1 Daar was een man van Ramathaim-Zofim, van het gebergte van Efraim, wiens naam was Elkana, een zoon van Jerocham, den zoon van Elihu, den zoon van Tochu, den zoon van Zuf, een Efrathiet.
1 Now there was a certain man from Ramathaim-zophim from the hill country of Ephraim, and his name was Elkanah the son of Jeroham, the son of Elihu, the son of Tohu, the son of Zuph, an Ephraimite.
3 Deze man nu ging opwaarts uit zijn stad van jaar tot jaar om te aanbidden, en om te offeren den HEERE der heirscharen te Silo; en aldaar waren priesters des HEEREN, Hofni, en Pinehas, de twee zonen van Eli.
3 Now this man would go up from his city yearly to worship and to sacrifice to the Lord of hosts in Shiloh. And the two sons of Eli, Hophni and Phinehas, were priests to the Lord there.
8 Toen zeide Elkana, haar man: Hanna, waarom weent gij, en waarom eet gij niet, en waarom is uw hart kwalijk gesteld? Ben ik u niet beter dan tien zonen?
8 Then Elkanah her husband said to her, “Hannah, why do you weep and why do you not eat and why is your heart sad? Am I not better to you than ten sons?”
11 En zij beloofde een gelofte, en zeide: HEERE der heirscharen, zo Gij eenmaal de ellende Uwer dienstmaagd aanziet, en mijner gedenkt, en Uw dienstmaagd niet vergeet, maar geeft aan Uw dienstmaagd een mannelijk zaad, zo zal ik dat den HEERE geven al de dagen zijns levens, en er zal geen scheermes op zijn hoofd komen.
11 She made a vow and said, “O Lord of hosts, if You will indeed look on the affliction of Your maidservant and remember me, and not forget Your maidservant, but will give Your maidservant a son, then I will give him to the Lord all the days of his life, and a razor shall never come on his head.”
15 Doch Hanna antwoordde en zeide: Neen, mijn heer! ik ben een vrouw, bezwaard van geest; ik heb noch wijn, noch sterken drank gedronken; maar ik heb mijn ziel uitgegoten voor het aangezicht des HEEREN.
15 But Hannah replied, “No, my lord, I am a woman oppressed in spirit; I have drunk neither wine nor strong drink, but I have poured out my soul before the Lord.
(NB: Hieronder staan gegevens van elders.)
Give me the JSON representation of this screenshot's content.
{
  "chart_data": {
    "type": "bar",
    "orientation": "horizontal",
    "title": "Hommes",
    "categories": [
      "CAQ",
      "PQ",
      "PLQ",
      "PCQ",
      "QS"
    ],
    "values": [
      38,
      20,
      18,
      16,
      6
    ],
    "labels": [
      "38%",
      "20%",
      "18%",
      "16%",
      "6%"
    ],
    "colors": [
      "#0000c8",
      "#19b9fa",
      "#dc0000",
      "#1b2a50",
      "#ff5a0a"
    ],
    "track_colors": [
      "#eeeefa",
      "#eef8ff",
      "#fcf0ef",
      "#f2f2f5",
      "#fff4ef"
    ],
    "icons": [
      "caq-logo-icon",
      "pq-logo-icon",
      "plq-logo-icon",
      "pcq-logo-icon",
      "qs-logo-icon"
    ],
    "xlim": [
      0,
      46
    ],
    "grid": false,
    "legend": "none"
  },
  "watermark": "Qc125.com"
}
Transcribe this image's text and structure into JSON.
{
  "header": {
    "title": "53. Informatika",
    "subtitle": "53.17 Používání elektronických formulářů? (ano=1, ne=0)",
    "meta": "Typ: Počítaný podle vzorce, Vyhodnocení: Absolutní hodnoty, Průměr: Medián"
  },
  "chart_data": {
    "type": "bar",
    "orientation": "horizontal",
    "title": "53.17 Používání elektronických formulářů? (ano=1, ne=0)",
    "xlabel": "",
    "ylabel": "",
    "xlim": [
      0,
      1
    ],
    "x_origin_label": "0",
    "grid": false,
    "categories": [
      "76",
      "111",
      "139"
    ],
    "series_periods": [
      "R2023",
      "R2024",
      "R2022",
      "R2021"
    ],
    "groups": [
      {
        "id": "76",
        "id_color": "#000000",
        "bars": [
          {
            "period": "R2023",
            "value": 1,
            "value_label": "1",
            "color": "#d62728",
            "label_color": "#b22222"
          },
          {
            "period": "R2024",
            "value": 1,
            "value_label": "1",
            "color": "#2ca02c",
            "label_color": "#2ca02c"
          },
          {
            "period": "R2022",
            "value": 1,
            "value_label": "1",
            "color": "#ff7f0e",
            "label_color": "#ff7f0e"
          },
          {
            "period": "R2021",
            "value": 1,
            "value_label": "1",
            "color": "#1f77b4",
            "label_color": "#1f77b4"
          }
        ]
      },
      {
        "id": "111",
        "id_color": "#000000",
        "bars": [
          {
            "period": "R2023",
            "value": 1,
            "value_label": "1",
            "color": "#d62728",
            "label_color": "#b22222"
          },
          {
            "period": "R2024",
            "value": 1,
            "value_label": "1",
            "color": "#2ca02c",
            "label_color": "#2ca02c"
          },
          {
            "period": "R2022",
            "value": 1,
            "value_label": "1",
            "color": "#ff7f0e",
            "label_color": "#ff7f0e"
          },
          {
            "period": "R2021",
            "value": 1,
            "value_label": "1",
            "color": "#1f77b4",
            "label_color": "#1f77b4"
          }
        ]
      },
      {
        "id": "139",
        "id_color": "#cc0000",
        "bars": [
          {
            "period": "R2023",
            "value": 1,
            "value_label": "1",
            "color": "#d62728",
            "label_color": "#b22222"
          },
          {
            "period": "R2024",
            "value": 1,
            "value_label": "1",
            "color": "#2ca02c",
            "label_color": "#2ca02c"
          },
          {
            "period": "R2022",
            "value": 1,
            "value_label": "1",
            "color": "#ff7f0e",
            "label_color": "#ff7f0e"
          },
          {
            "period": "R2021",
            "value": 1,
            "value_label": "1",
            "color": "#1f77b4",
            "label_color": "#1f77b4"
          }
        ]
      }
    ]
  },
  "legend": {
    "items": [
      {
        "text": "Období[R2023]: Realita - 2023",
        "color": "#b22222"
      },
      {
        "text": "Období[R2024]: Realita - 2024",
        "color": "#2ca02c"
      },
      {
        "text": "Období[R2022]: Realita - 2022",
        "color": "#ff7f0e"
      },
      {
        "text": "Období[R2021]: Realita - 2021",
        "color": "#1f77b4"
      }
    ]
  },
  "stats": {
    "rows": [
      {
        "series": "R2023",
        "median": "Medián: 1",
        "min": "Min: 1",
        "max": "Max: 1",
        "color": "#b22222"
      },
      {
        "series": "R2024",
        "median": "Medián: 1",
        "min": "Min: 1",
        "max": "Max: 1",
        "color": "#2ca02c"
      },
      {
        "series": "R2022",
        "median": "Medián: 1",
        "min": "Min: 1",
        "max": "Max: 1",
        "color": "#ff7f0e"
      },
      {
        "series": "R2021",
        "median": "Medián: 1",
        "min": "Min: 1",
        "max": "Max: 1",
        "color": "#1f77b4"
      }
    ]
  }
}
19 En zij stonden des morgens vroeg op, en zij aanbaden voor het aangezicht des HEEREN, en zij keerden weder, en kwamen tot hun huis te Rama. En Elkana bekende zijn huisvrouw Hanna, en de HEERE gedacht aan haar.
19 Then they arose early in the morning and worshiped before the Lord, and returned again to their house in Ramah. And Elkanah had relations with Hannah his wife, and the Lord remembered her.
20 En het geschiedde, na verloop van dagen, dat Hanna bevrucht werd, en baarde een zoon, en zij noemde zijn naam Samuel: Want, zeide zij, ik heb hem van de HEERE gebeden.
20 It came about in due time, after Hannah had conceived, that she gave birth to a son; and she named him Samuel, saying, “Because I have asked him of the Lord.”
22 Doch Hanna toog niet op; maar zij zeide tot haar man: Als de jongen gespeend is, dan zal ik hem brengen, dat hij voor het aangezicht des HEEREN verschijne, en blijve daar tot in eeuwigheid.
22 But Hannah did not go up, for she said to her husband, “I will not go up until the child is weaned; then I will bring him, that he may appear before the Lord and stay there forever.”
23 En Elkana, haar man, zeide tot haar: Doe, wat goed is in uw ogen; blijf, totdat gij hem zult gespeend hebben; de HEERE bevestige naar Zijn woord! Alzo bleef de vrouw, en zoogde haar zoon, totdat zij hem speende.
23 Elkanah her husband said to her, “Do what seems best to you. Remain until you have weaned him; only may the Lord confirm His word.” So the woman remained and nursed her son until she weaned him.
24 Daarna, als zij hem gespeend had, bracht zij hem met zich opwaarts, met drie varren, en een efa meels, en een fles met wijn; en zij bracht hem in het huis des HEEREN te Silo; en het jongsken was zeer jong.
24 Now when she had weaned him, she took him up with her, with a three-year-old bull and one ephah of flour and a jug of wine, and brought him to the house of the Lord in Shiloh, although the child was young.